The post written by the recent Conn alum is based off the premise that by traveling to the Jewish state of Israel, I “exercise extreme racial/religious/class privilege”. In other words, since I have the ability to, and take hold of, the opportunity to freely travel to the one country in the world where Jews feel undoubtedly safe to practice their religious beliefs after thousands of years of persecution, I am effectively in her eyes “racist”. To an even further extent, she falsely views me studying abroad at one of the best universities in Israel to be directly correlated with me (presumably) actively supporting and contributing to the Israeli military control of the disputed territories in Judea and Samaria. In her eyes, I might as well be wearing olive fatigues with an M16 on my back. Anti-Israel students fail to differentiate between “White American-born students” studying abroad in Israel in order to better learn Israeli and Middle East politics, and those that are agents of the Israeli government. They systematically ignore the political beliefs of these students, the vast majority of which are in favor of a two-state solution, and efforts they undertake to make beneficial change in the region. For them, non-Arabs traveling to Israel is the same as casting a vote Naftali Bennett.
Ever since the freshman orientation at Conn, students are taught that the institution values the free exchange of ideas and cherishes academic exploration and associated speech. We learn that the central values of the community, as outlined in the Honor Code, are civility and respect for fellow students. Now, the authors of the Facebook post and Instagram comment used their right to freely express their discontent with both the institution’s study abroad programs and the mere fact that I was studying abroad in Israel.
The second author said that she is “disappointed in Connecticut College” for constantly remaining silent and neutral on issues of diversity and multicultural learning.
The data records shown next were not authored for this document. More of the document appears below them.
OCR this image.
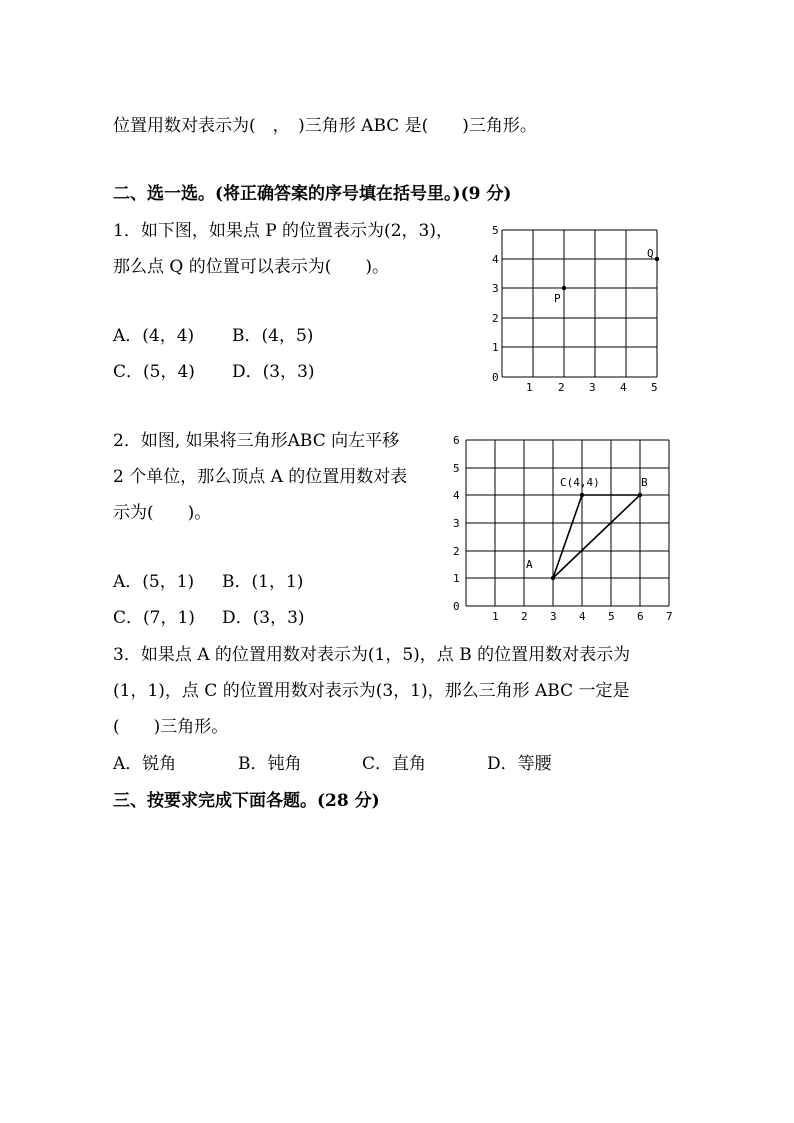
位置用数对表示为(　，　)三角形 ABC 是(　　)三角形。
二、选一选。(将正确答案的序号填在括号里。)(9 分)
1．如下图，如果点 P 的位置表示为(2，3)，
那么点 Q 的位置可以表示为(　　)。
A．(4，4) B．(4，5)
C．(5，4) D．(3，3)	0
1
2
3
4
5
1 2 3 4 5
P
Q
2．如图, 如果将三角形ABC 向左平移
2 个单位，那么顶点 A 的位置用数对表
示为(　　)。
A．(5，1) B．(1，1)
C．(7，1) D．(3，3)
0
1
2
3
4
5
6
1 2 3 4 5 6 7
A
B
C(4,4)
3．如果点 A 的位置用数对表示为(1，5)，点 B 的位置用数对表示为
(1，1)，点 C 的位置用数对表示为(3，1)，那么三角形 ABC 一定是
(　　)三角形。
A．锐角	B．钝角	C．直角	D．等腰
三、按要求完成下面各题。(28 分)
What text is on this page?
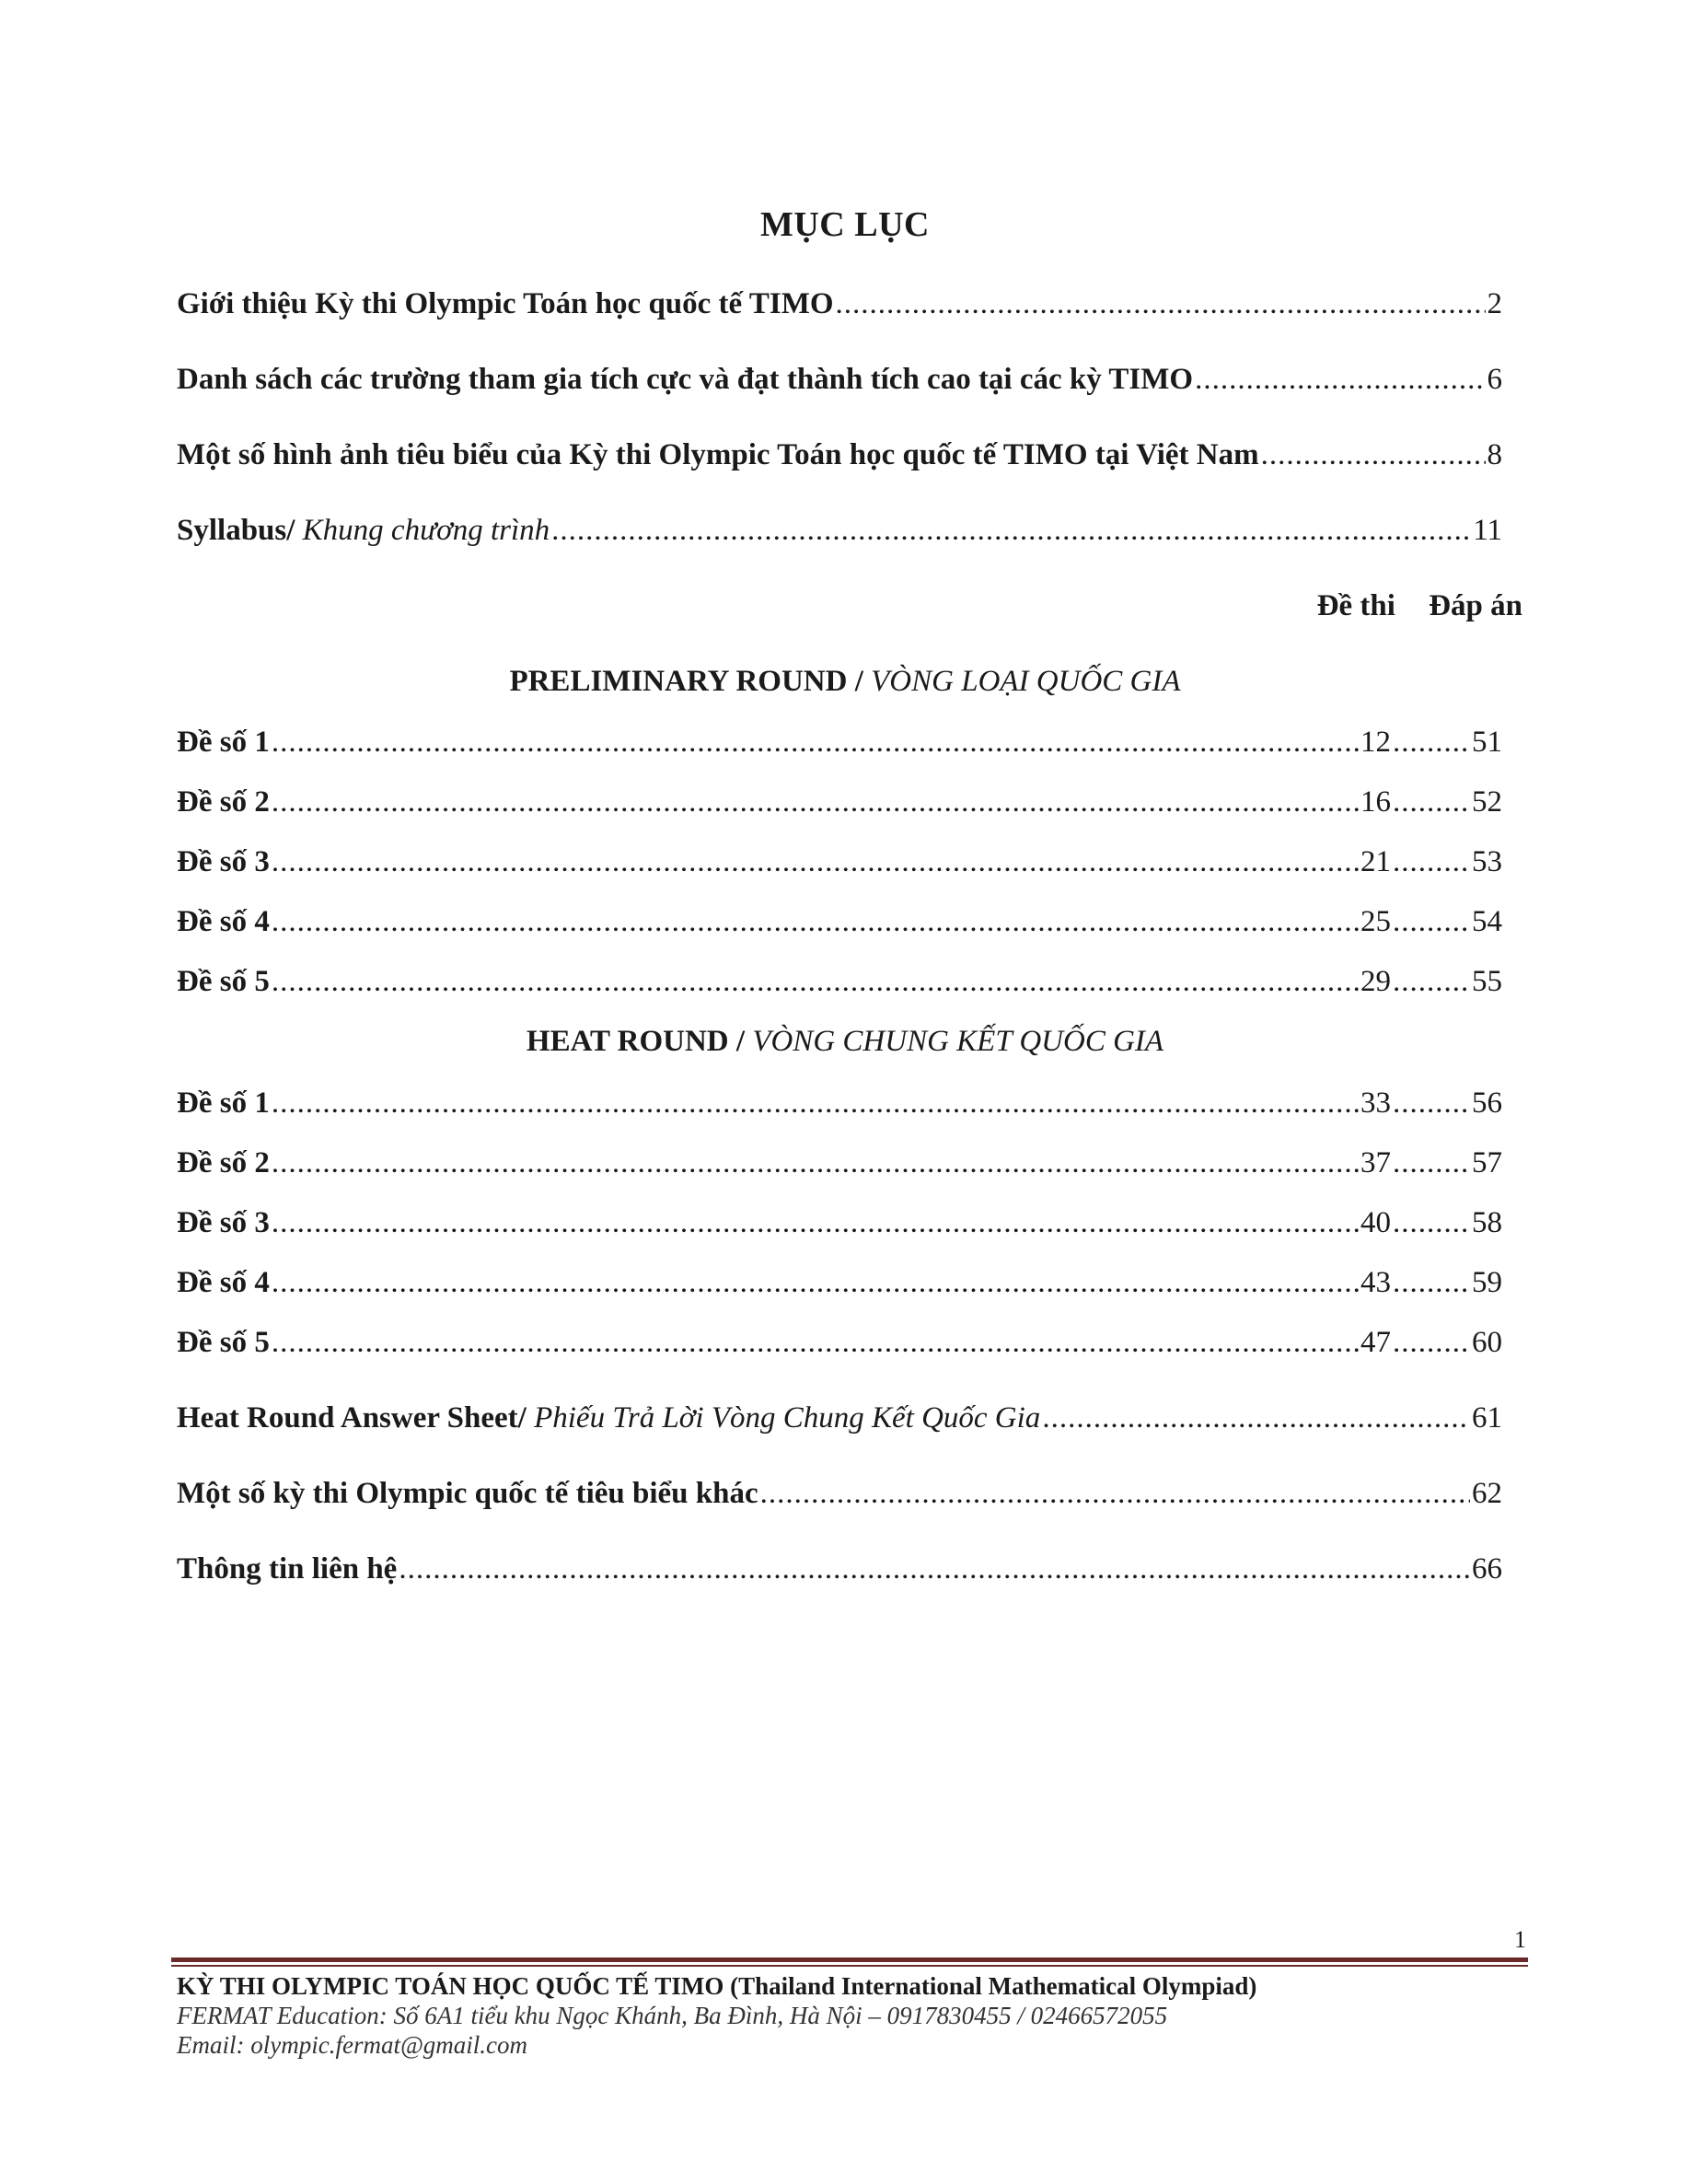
MỤC LỤC
Giới thiệu Kỳ thi Olympic Toán học quốc tế TIMO .....	2
Danh sách các trường tham gia tích cực và đạt thành tích cao tại các kỳ TIMO .....	6
Một số hình ảnh tiêu biểu của Kỳ thi Olympic Toán học quốc tế TIMO tại Việt Nam .....	8
Syllabus/ Khung chương trình .....	11
Đề thi Đáp án
PRELIMINARY ROUND / VÒNG LOẠI QUỐC GIA
Đề số 1 .....	12 .....	51
Đề số 2 .....	16 .....	52
Đề số 3 .....	21 .....	53
Đề số 4 .....	25 .....	54
Đề số 5 .....	29 .....	55
HEAT ROUND / VÒNG CHUNG KẾT QUỐC GIA
Đề số 1 .....	33 .....	56
Đề số 2 .....	37 .....	57
Đề số 3 .....	40 .....	58
Đề số 4 .....	43 .....	59
Đề số 5 .....	47 .....	60
Heat Round Answer Sheet/ Phiếu Trả Lời Vòng Chung Kết Quốc Gia .....	61
Một số kỳ thi Olympic quốc tế tiêu biểu khác .....	62
Thông tin liên hệ .....	66
1
KỲ THI OLYMPIC TOÁN HỌC QUỐC TẾ TIMO (Thailand International Mathematical Olympiad)
FERMAT Education: Số 6A1 tiểu khu Ngọc Khánh, Ba Đình, Hà Nội – 0917830455 / 02466572055
Email: olympic.fermat@gmail.com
Yet, these authors fail to recognize that Connecticut College didn’t remain ‘neutral and silent’ on this issue. In fact, they empowered me to share my experiences in Jerusalem and even acknowledged via email how happy they were that I took them up on the offer to “takeover” the Instagram.
Connecticut College acknowledged the value of studying abroad in Jerusalem and the diverse culture and political arena that I would be exposed to on this experience. Delegitimizing my experience in Israel not only attempts to discredit my right to academic exploration, but is also in contradiction to the collective aspiration of making our institution a more “diverse and multicultural center of learning”.
Both my opportunity to study abroad in Jerusalem, and the chance I was given to “takeover” the Connecticut College Study Away Instagram showcase our school’s desire to provide students with diverse opportunities. While the statements of discontent made by the two Conn alumni attempt to attack the integrity of Connecticut College’s program and aim to de-legitimize my experience, it is clear that the intention of the program is to provide students with the very opportunity these alumni have blindly advocated against.